If those more advanced agents are even stronger Pokémon players than Athena2023, then we want nothing to do with them. By the time we finally managed to defeat one of Athena’s six Pokémon, just one of our own remained—Hitmonlee, a neckless kickboxing Pokémon with no apparent mouth, nose, or ears. Back came Lunala, the creepy bird-scythe hybrid that had so summarily dispatched half of our team. Lunala’s particular abilities make it entirely impervious to all of Hitmonlee’s attacks, such that Athena2023 could have finished off Hitmonlee—and the battle—with a single strike. And yet, it did not.
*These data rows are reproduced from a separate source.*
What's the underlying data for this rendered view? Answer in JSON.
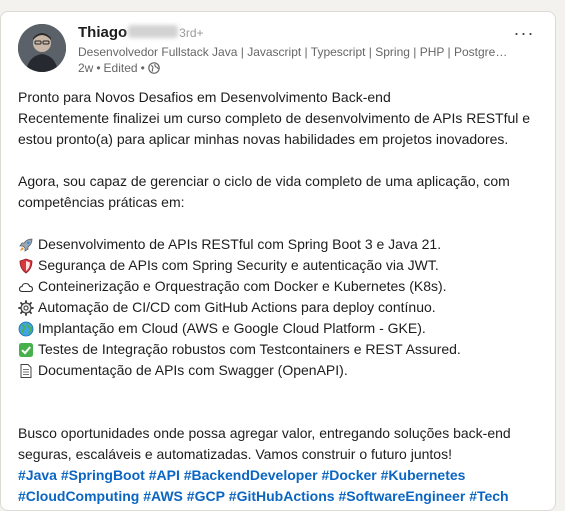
{
  "post": {
    "author": {
      "name": "Thiago",
      "connection_degree": "3rd+",
      "headline": "Desenvolvedor Fullstack Java | Javascript | Typescript | Spring | PHP | PostgreS...",
      "time": "2w",
      "edited": "Edited",
      "separator": "•",
      "visibility_icon": "globe-icon"
    },
    "more_label": "···",
    "title": "Pronto para Novos Desafios em Desenvolvimento Back-end",
    "intro": "Recentemente finalizei um curso completo de desenvolvimento de APIs RESTful e estou pronto(a) para aplicar minhas novas habilidades em projetos inovadores.",
    "competencies_intro": "Agora, sou capaz de gerenciar o ciclo de vida completo de uma aplicação, com competências práticas em:",
    "competencies": [
      {
        "icon": "rocket-icon",
        "text": "Desenvolvimento de APIs RESTful com Spring Boot 3 e Java 21."
      },
      {
        "icon": "shield-icon",
        "text": "Segurança de APIs com Spring Security e autenticação via JWT."
      },
      {
        "icon": "cloud-icon",
        "text": "Conteinerização e Orquestração com Docker e Kubernetes (K8s)."
      },
      {
        "icon": "gear-icon",
        "text": "Automação de CI/CD com GitHub Actions para deploy contínuo."
      },
      {
        "icon": "globe-icon",
        "text": "Implantação em Cloud (AWS e Google Cloud Platform - GKE)."
      },
      {
        "icon": "check-mark-icon",
        "text": "Testes de Integração robustos com Testcontainers e REST Assured."
      },
      {
        "icon": "document-icon",
        "text": "Documentação de APIs com Swagger (OpenAPI)."
      }
    ],
    "closing": "Busco oportunidades onde possa agregar valor, entregando soluções back-end seguras, escaláveis e automatizadas. Vamos construir o futuro juntos!",
    "hashtags_line1": [
      "#Java",
      "#SpringBoot",
      "#API",
      "#BackendDeveloper",
      "#Docker",
      "#Kubernetes"
    ],
    "hashtags_line2": [
      "#CloudComputing",
      "#AWS",
      "#GCP",
      "#GitHubActions",
      "#SoftwareEngineer",
      "#Tech"
    ],
    "colors": {
      "hashtag": "#0a66c2",
      "text": "#1d1d1d",
      "muted": "#666666",
      "background": "#f4f2ee",
      "card": "#ffffff"
    }
  }
}
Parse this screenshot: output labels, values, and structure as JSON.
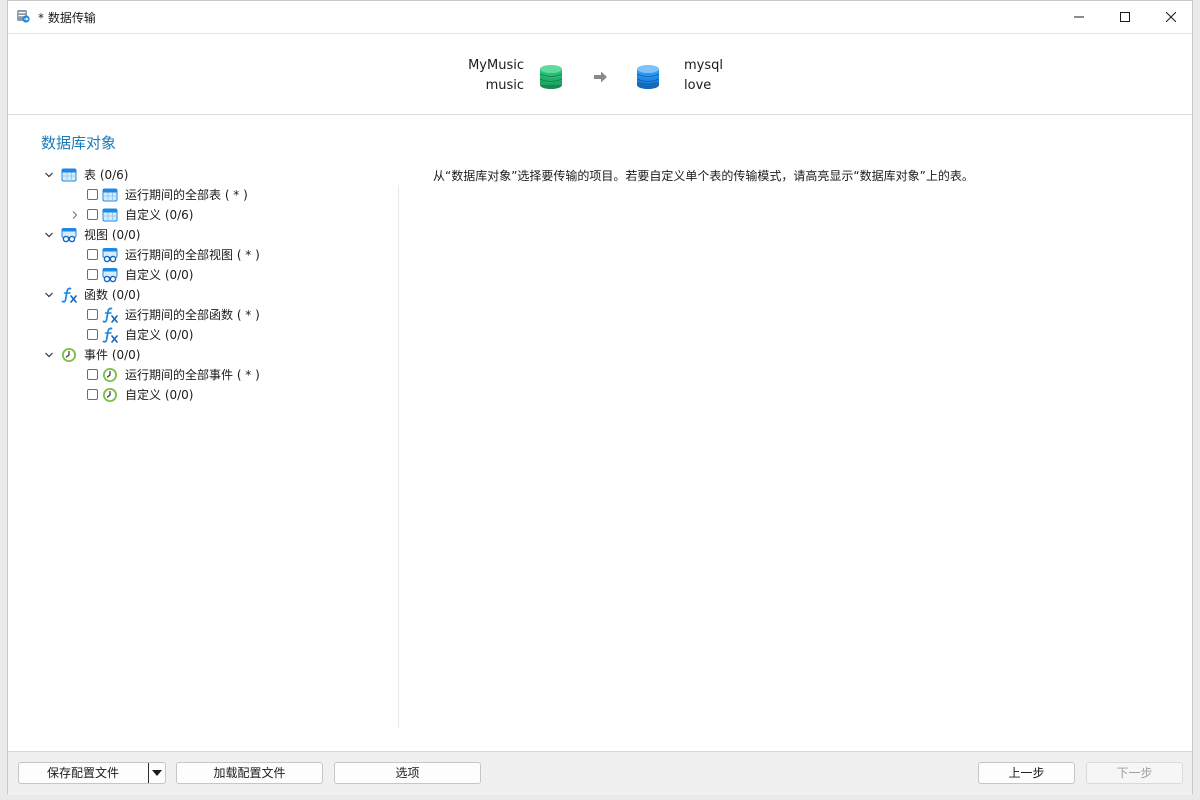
{
  "window": {
    "title": "* 数据传输"
  },
  "header": {
    "source": {
      "connection": "MyMusic",
      "database": "music"
    },
    "target": {
      "connection": "mysql",
      "database": "love"
    }
  },
  "section_title": "数据库对象",
  "tree": {
    "tables": {
      "label": "表 (0/6)",
      "all": "运行期间的全部表 ( * )",
      "custom": "自定义 (0/6)"
    },
    "views": {
      "label": "视图 (0/0)",
      "all": "运行期间的全部视图 ( * )",
      "custom": "自定义 (0/0)"
    },
    "functions": {
      "label": "函数 (0/0)",
      "all": "运行期间的全部函数 ( * )",
      "custom": "自定义 (0/0)"
    },
    "events": {
      "label": "事件 (0/0)",
      "all": "运行期间的全部事件 ( * )",
      "custom": "自定义 (0/0)"
    }
  },
  "hint": "从“数据库对象”选择要传输的项目。若要自定义单个表的传输模式，请高亮显示“数据库对象”上的表。",
  "footer": {
    "save_profile": "保存配置文件",
    "load_profile": "加载配置文件",
    "options": "选项",
    "back": "上一步",
    "next": "下一步"
  },
  "colors": {
    "accent": "#1a7ab5",
    "source_db": "#1fa463",
    "target_db": "#1e88e5"
  }
}
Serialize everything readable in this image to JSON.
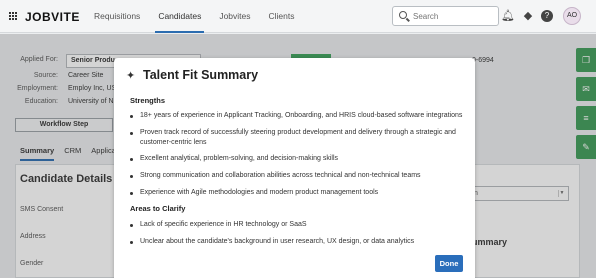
{
  "header": {
    "logo": "JOBVITE",
    "nav": [
      "Requisitions",
      "Candidates",
      "Jobvites",
      "Clients"
    ],
    "search_placeholder": "Search",
    "avatar_initials": "AO",
    "accent_color": "#2b6cb0"
  },
  "candidate": {
    "applied_for_label": "Applied For:",
    "applied_for_value": "Senior Produ",
    "source_label": "Source:",
    "source_value": "Career Site",
    "employment_label": "Employment:",
    "employment_value": "Employ Inc, US",
    "education_label": "Education:",
    "education_value": "University of N",
    "phone_partial": "0-6994",
    "workflow_button": "Workflow Step",
    "tabs": [
      "Summary",
      "CRM",
      "Applica"
    ],
    "details_title": "Candidate Details",
    "fields": [
      "SMS Consent",
      "Address",
      "Gender"
    ],
    "right_title": "n",
    "right_select": "ition",
    "right_title2": "Summary"
  },
  "modal": {
    "title": "Talent Fit Summary",
    "strengths_label": "Strengths",
    "strengths": [
      "18+ years of experience in Applicant Tracking, Onboarding, and HRIS cloud-based software integrations",
      "Proven track record of successfully steering product development and delivery through a strategic and customer-centric lens",
      "Excellent analytical, problem-solving, and decision-making skills",
      "Strong communication and collaboration abilities across technical and non-technical teams",
      "Experience with Agile methodologies and modern product management tools"
    ],
    "clarify_label": "Areas to Clarify",
    "clarify": [
      "Lack of specific experience in HR technology or SaaS",
      "Unclear about the candidate's background in user research, UX design, or data analytics"
    ],
    "done_label": "Done",
    "done_color": "#2a6ebb"
  }
}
Instead, strangely, it used a move that does no damage to the opponent. Then it used the move again … and again … and again and again and again. On the threshold of victory, Athena2023 made the same pointless move 12 consecutive times. Had we not known better, we might have thought it was mocking us. But this was sheer idiocy, proof that although Athena2023 was more than intelligent enough to win its game, it was still not very intelligent at all. The AI was not unlike our pitiful Hitmonlee: great at kickboxing opponents to death but also neckless, mouthless, noseless, earless, brainless.